Dive Brief:
- Law schools have increasingly sorted along gender lines, and the makeup of faculties has become a reflection of schools' student population, according to preprint research published on the SSRN, an open access platform for early-stage research.
- Before 1970, the gender breakdown of a law school’s faculty was not highly correlated with its student body, but the relationship has grown stronger in the decades since, researchers found. Now, if a law school has more female faculty members, it's likely to have more women as students.
- Higher-ranked schools have tended toward fewer women faculty members since the 1980s. In 2020, U.S. law schools with a national ranking of 51 or lower, known as Tier 3 schools, had roughly the same number of male and female professors. But law schools consistently ranked 14 or higher, Tier 1 schools, only had about two female professors for every five male professors.
Dive Insight:
Law schools enrolled virtually no women through the first half of the 20th century. But the 1960s saw a number of cultural and policy changes, such as federal laws prohibiting sex discrimination in certain types of work and colleges removing rules barring women from the classroom.

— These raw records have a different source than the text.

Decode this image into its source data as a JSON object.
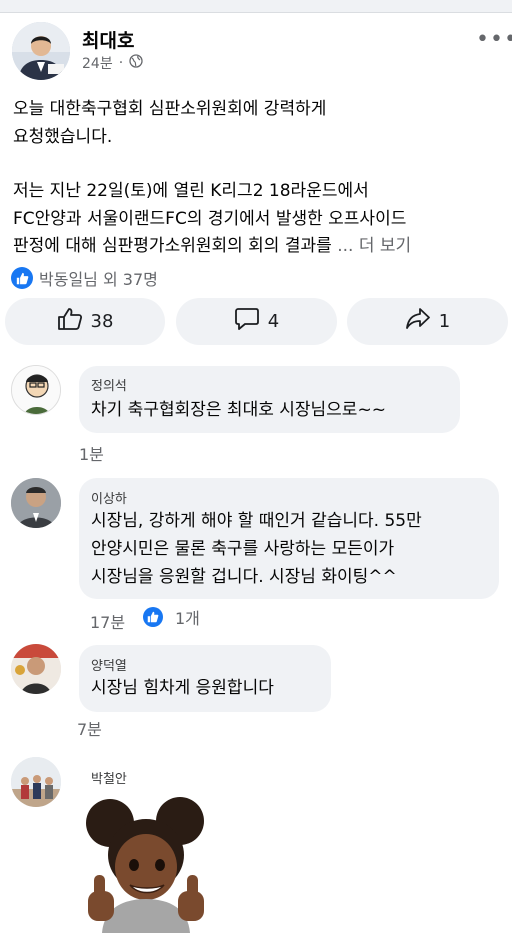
{
  "post": {
    "author": "최대호",
    "time": "24분",
    "separator": "·",
    "body_lines_1": [
      "오늘 대한축구협회 심판소위원회에 강력하게",
      "요청했습니다."
    ],
    "body_lines_2": [
      "저는 지난 22일(토)에 열린 K리그2 18라운드에서",
      "FC안양과  서울이랜드FC의 경기에서 발생한 오프사이드",
      "판정에 대해 심판평가소위원회의 회의 결과를 "
    ],
    "ellipsis": "...",
    "see_more": "더 보기",
    "reactions_text": "박동일님 외 37명",
    "like_count": "38",
    "comment_count": "4",
    "share_count": "1"
  },
  "comments": [
    {
      "name": "정의석",
      "lines": [
        "차기 축구협회장은 최대호 시장님으로~~"
      ],
      "time": "1분"
    },
    {
      "name": "이상하",
      "lines": [
        "시장님, 강하게 해야 할 때인거 같습니다. 55만",
        "안양시민은 물론 축구를 사랑하는 모든이가",
        "시장님을 응원할 겁니다. 시장님 화이팅^^"
      ],
      "time": "17분",
      "reaction_count": "1개"
    },
    {
      "name": "양덕열",
      "lines": [
        "시장님 힘차게 응원합니다"
      ],
      "time": "7분"
    },
    {
      "name": "박철안"
    }
  ],
  "icons": [
    "globe-icon",
    "more-options-icon",
    "like-reaction-icon",
    "thumbs-up-icon",
    "comment-icon",
    "share-icon",
    "sticker-avatar-thumbs-up"
  ],
  "colors": {
    "accent": "#1877f2",
    "bubble_bg": "#f0f2f5",
    "meta_text": "#65676b"
  }
}
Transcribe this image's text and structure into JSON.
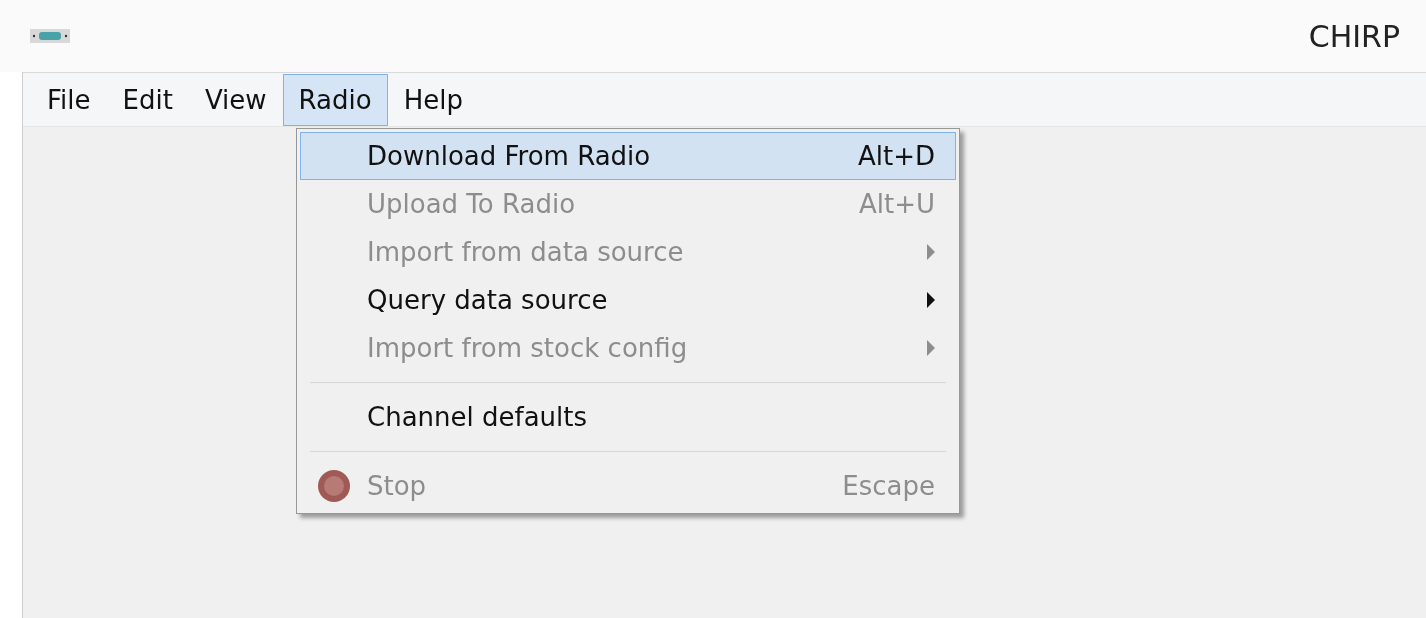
{
  "window": {
    "title": "CHIRP"
  },
  "menu_bar": [
    {
      "label": "File",
      "selected": false
    },
    {
      "label": "Edit",
      "selected": false
    },
    {
      "label": "View",
      "selected": false
    },
    {
      "label": "Radio",
      "selected": true
    },
    {
      "label": "Help",
      "selected": false
    }
  ],
  "menu": [
    {
      "kind": "item",
      "label": "Download From Radio",
      "shortcut": "Alt+D",
      "disabled": false,
      "selected": true,
      "submenu": false
    },
    {
      "kind": "item",
      "label": "Upload To Radio",
      "shortcut": "Alt+U",
      "disabled": true,
      "selected": false,
      "submenu": false
    },
    {
      "kind": "item",
      "label": "Import from data source",
      "disabled": true,
      "selected": false,
      "submenu": true
    },
    {
      "kind": "item",
      "label": "Query data source",
      "disabled": false,
      "selected": false,
      "submenu": true
    },
    {
      "kind": "item",
      "label": "Import from stock config",
      "disabled": true,
      "selected": false,
      "submenu": true
    },
    {
      "kind": "separator"
    },
    {
      "kind": "item",
      "label": "Channel defaults",
      "disabled": false,
      "selected": false,
      "submenu": false
    },
    {
      "kind": "separator"
    },
    {
      "kind": "stop_item",
      "label": "Stop",
      "shortcut": "Escape",
      "disabled": true,
      "selected": false,
      "submenu": false
    }
  ]
}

After that, the number of female law students grew rapidly through the early 1970s, researchers wrote. In 1960, no U.S. law school enrolled more than 20% women. By 1975, over 90% of schools enrolled between 20% and 40% women.
But the percentage of women enrolled in law schools stabilized shortly thereafter. By 2000, women still hadn't achieved parity with men in enrollment at the higher ranked schools, despite women being 56.1% of college students overall that year.
A fair amount of research exists on the law schools that were most welcoming to women, according to Elizabeth Katz, an associate professor of law at Washington University in St. Louis and one of the paper's authors. But that leaves a gap in context, she said.
"Fewer people want to study the law schools that have a bad record," said Katz. "But of course, that's a really important part of the story to understand as well."
And it's important to note where women are being admitted to law school today — not just if they are admitted. Using data from the American Bar Association, researchers broke down law school enrollment since 1948 by gender. They also combined faculty data from the ABA and the Association of American Law Schools.
In the early 2010s, some schools had equal shares of male and female students, but others had only 35% women. By the end of the decade, the average number of women law students had increased overall, but the set of schools with the lowest share of female enrollment remained at just 35% women.
Women in law professorships and dean positions lagged further behind, with their representation growing more slowly than that of students. Faculties experience lower turnover than student bodies and have far lower numbers anyway. With less movement, there's less room for change.
Progress toward gender parity in law schools is being made, it's just slow moving, researchers found. But as the number of female students and faculty increases, college leaders should continue diversity efforts aimed at women, according to Katz.
"The trends are clearly very positive, but they reflect deliberate policy goals that have been implemented over decades," she said. "There's a lesson, I think, about being attentive to the kinds of positions women are filling and thinking about the pipeline."